In winter 1999, bin Laden visited northern Somalia for his last known visit outside Afghanistan. He explored the possibility of setting up their satellite stations and a communications system to link his scattered forces via Ethiopian communications firms that he owned, and maybe still does. Already then, he suspected that his Somali networks were exposed to U.S. intelligence eavesdropping and the Horn of Africa was becoming dangerous for his operations.

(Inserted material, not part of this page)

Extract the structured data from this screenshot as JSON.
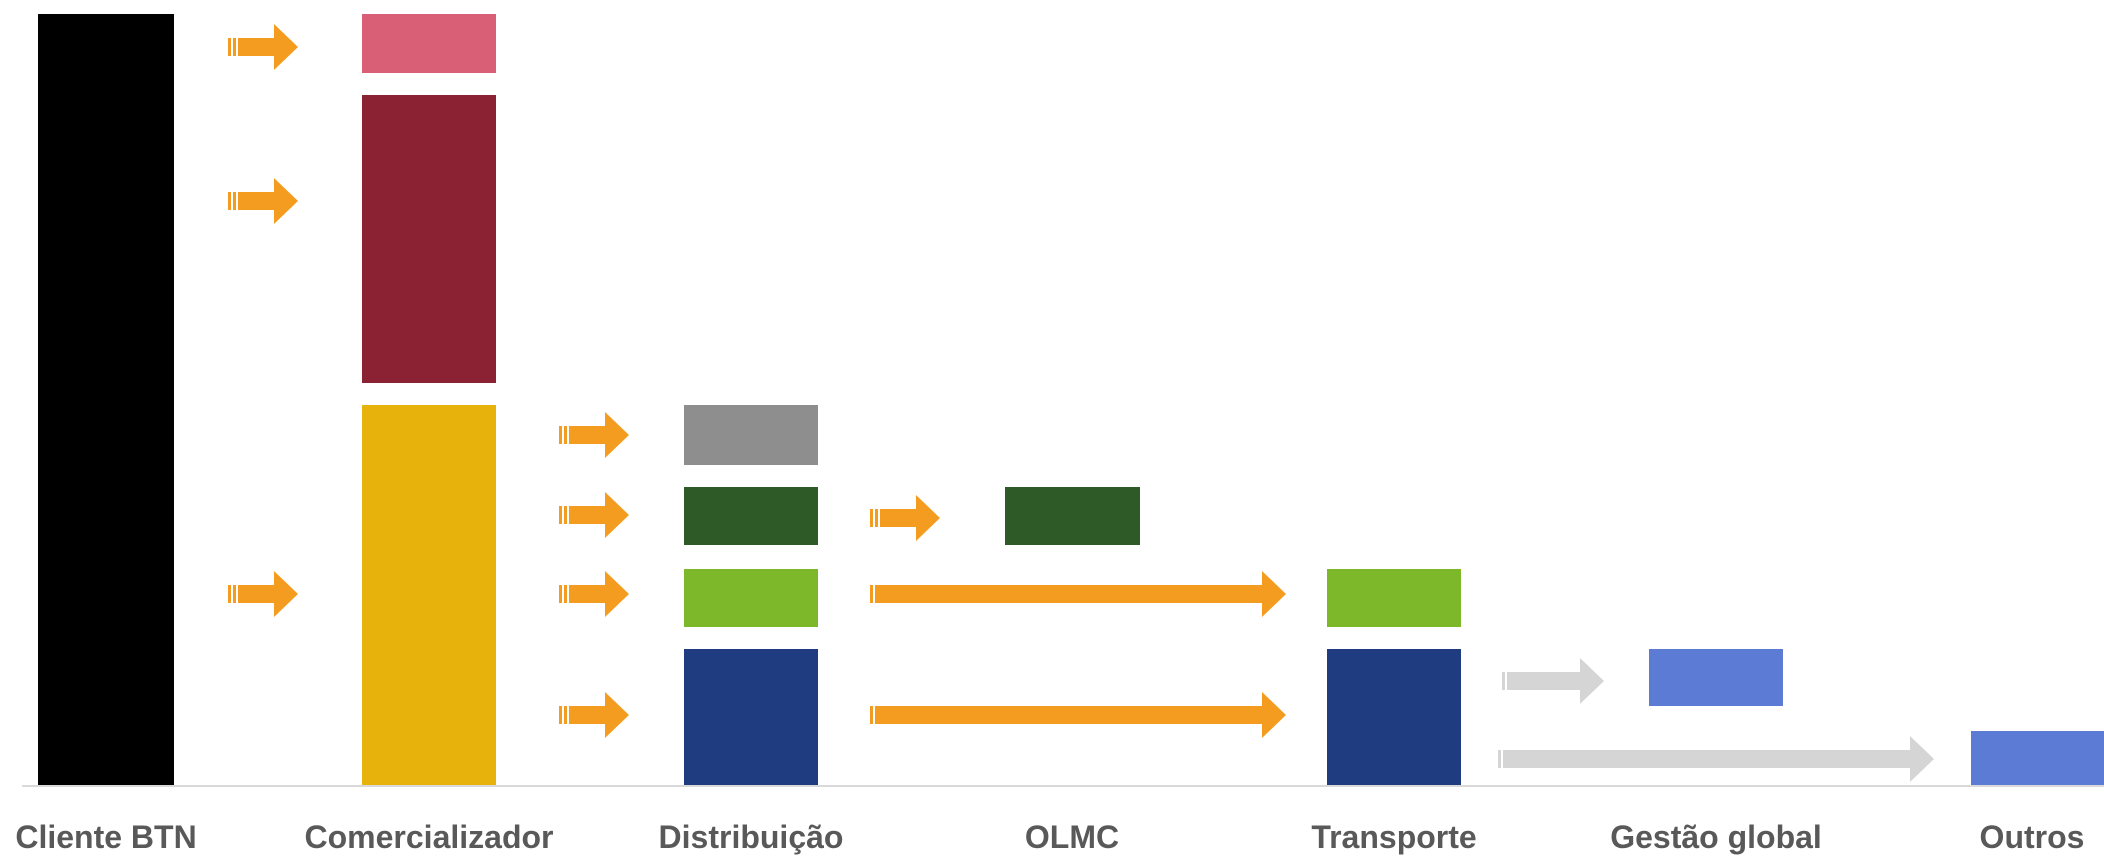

After a brief trip to the Somali Indian Ocean coastal town of Ras Kaambooni, bin Laden ordered his forces there substantially thinned out.
According to intelligence sources, two senior aides were with bin Laden on his trip to Ras Kaambooni: Ahmed Khalfan Ghailani, several months earlier the operations officer of the East African U.S. embassies bombing operations, and Mohammed Fazul, who participated in the embassy attack in Nairobi.

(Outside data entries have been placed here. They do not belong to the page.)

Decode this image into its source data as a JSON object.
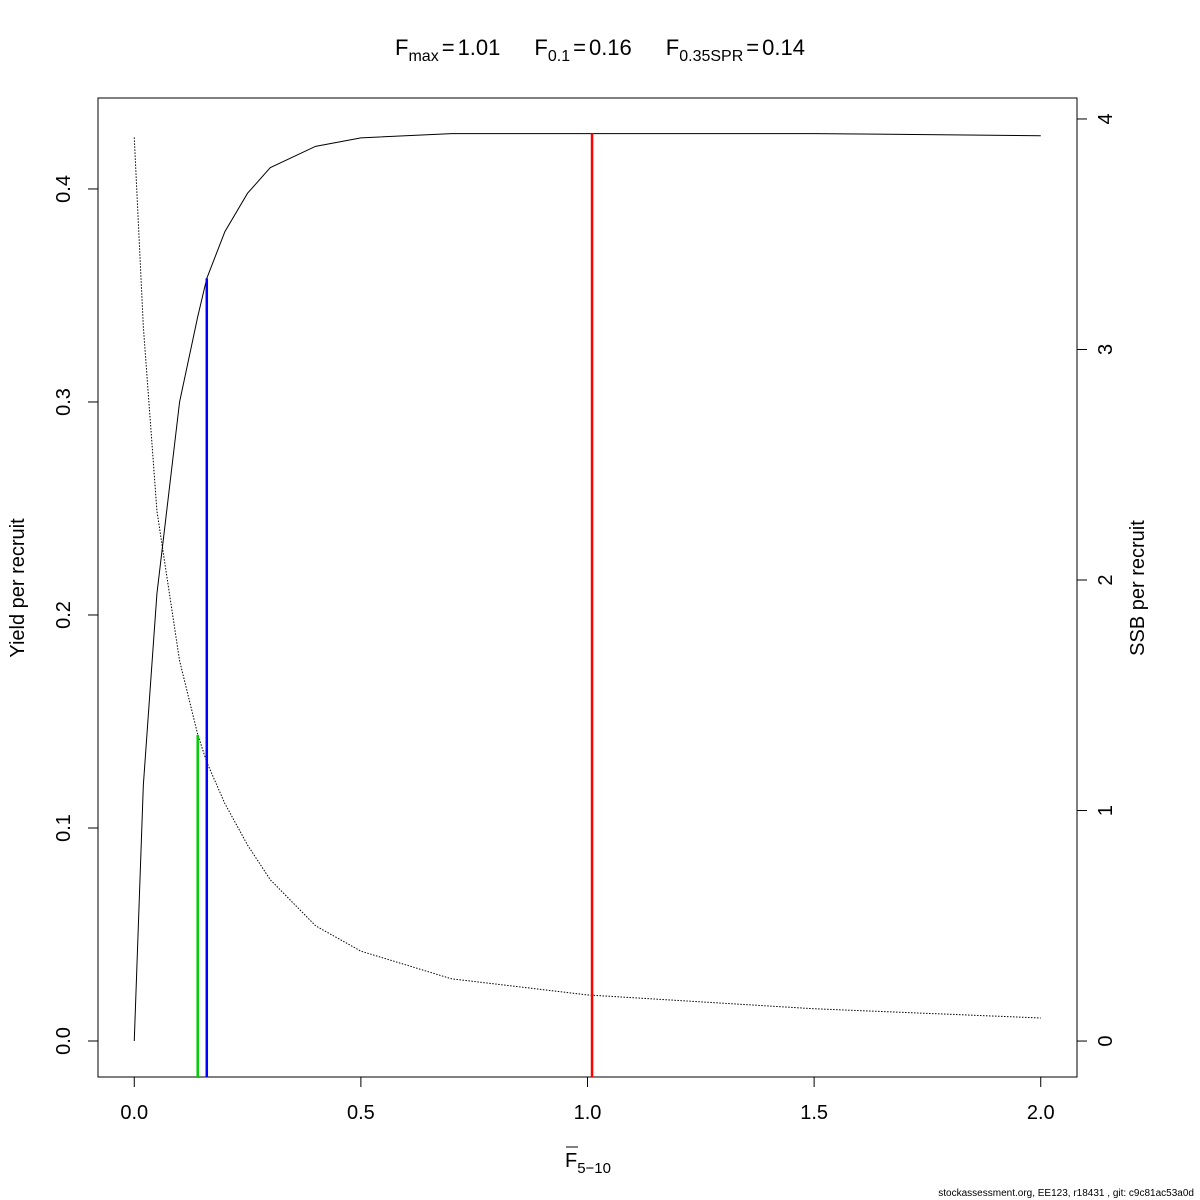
{
  "chart_data": {
    "type": "line",
    "title": [
      {
        "symbol": "F",
        "subscript": "max",
        "relation": "=",
        "value": 1.01
      },
      {
        "symbol": "F",
        "subscript": "0.1",
        "relation": "=",
        "value": 0.16
      },
      {
        "symbol": "F",
        "subscript": "0.35SPR",
        "relation": "=",
        "value": 0.14
      }
    ],
    "xlabel": {
      "symbol": "F",
      "subscript": "5−10"
    },
    "ylabel": "Yield per recruit",
    "y2label": "SSB per recruit",
    "x": [
      0,
      0.02,
      0.05,
      0.1,
      0.14,
      0.16,
      0.2,
      0.25,
      0.3,
      0.4,
      0.5,
      0.7,
      1.0,
      1.5,
      2.0
    ],
    "series": [
      {
        "name": "Yield per recruit",
        "color": "#000000",
        "dash": "solid",
        "values": [
          0,
          0.12,
          0.21,
          0.3,
          0.34,
          0.358,
          0.38,
          0.398,
          0.41,
          0.42,
          0.424,
          0.426,
          0.426,
          0.426,
          0.425
        ]
      },
      {
        "name": "SSB per recruit",
        "color": "#000000",
        "dash": "dotted",
        "axis": "y2",
        "values": [
          3.92,
          3.1,
          2.3,
          1.65,
          1.33,
          1.21,
          1.03,
          0.85,
          0.7,
          0.5,
          0.39,
          0.27,
          0.2,
          0.14,
          0.1
        ]
      }
    ],
    "reference_lines": [
      {
        "value": 1.01,
        "top": 0.426,
        "color": "#ff0000"
      },
      {
        "value": 0.16,
        "top": 0.358,
        "color": "#0000ff"
      },
      {
        "value": 0.14,
        "top": 0.1437,
        "color": "#00cc00"
      }
    ],
    "xlim": [
      -0.08,
      2.08
    ],
    "xticks": [
      {
        "value": 0,
        "label": "0.0"
      },
      {
        "value": 0.5,
        "label": "0.5"
      },
      {
        "value": 1,
        "label": "1.0"
      },
      {
        "value": 1.5,
        "label": "1.5"
      },
      {
        "value": 2,
        "label": "2.0"
      }
    ],
    "ylim": [
      -0.0169,
      0.4427
    ],
    "yticks": [
      {
        "value": 0,
        "label": "0.0"
      },
      {
        "value": 0.1,
        "label": "0.1"
      },
      {
        "value": 0.2,
        "label": "0.2"
      },
      {
        "value": 0.3,
        "label": "0.3"
      },
      {
        "value": 0.4,
        "label": "0.4"
      }
    ],
    "y2lim": [
      -0.156,
      4.091
    ],
    "y2ticks": [
      0,
      1,
      2,
      3,
      4
    ],
    "footer": "stockassessment.org, EE123, r18431 , git: c9c81ac53a0d"
  }
}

Both are to be found on America's most-wanted list of 22 terrorists. And both, plus a third key al-Qaida operative, are worth an especially hard look in Washington before the war on terror is extended to the African continent proper: Ahmed Ghailani's role is analogous to that filled by the late al-Qaida chief of staff and chief military tactician, Mohammed Ataf, who lost his life in the U.S.-led offensive in Afghanistan, and Mohammed Fazul, who in Africa would fill Ayman al-Zawahiri's role of deputy leader.
The third operative is Imad Mughniyeh, top of Washington's wanted terrorist list before bin Laden's advent for his anti-U.S. atrocities in Lebanon of the 1980s. Just before the Sept. 11 attacks in America, bin Laden named him supreme commander of al-Qaida networks in the Persian Gulf, the Middle East and Africa.
This trio has been assigned joint command of bin Laden's networks in Africa.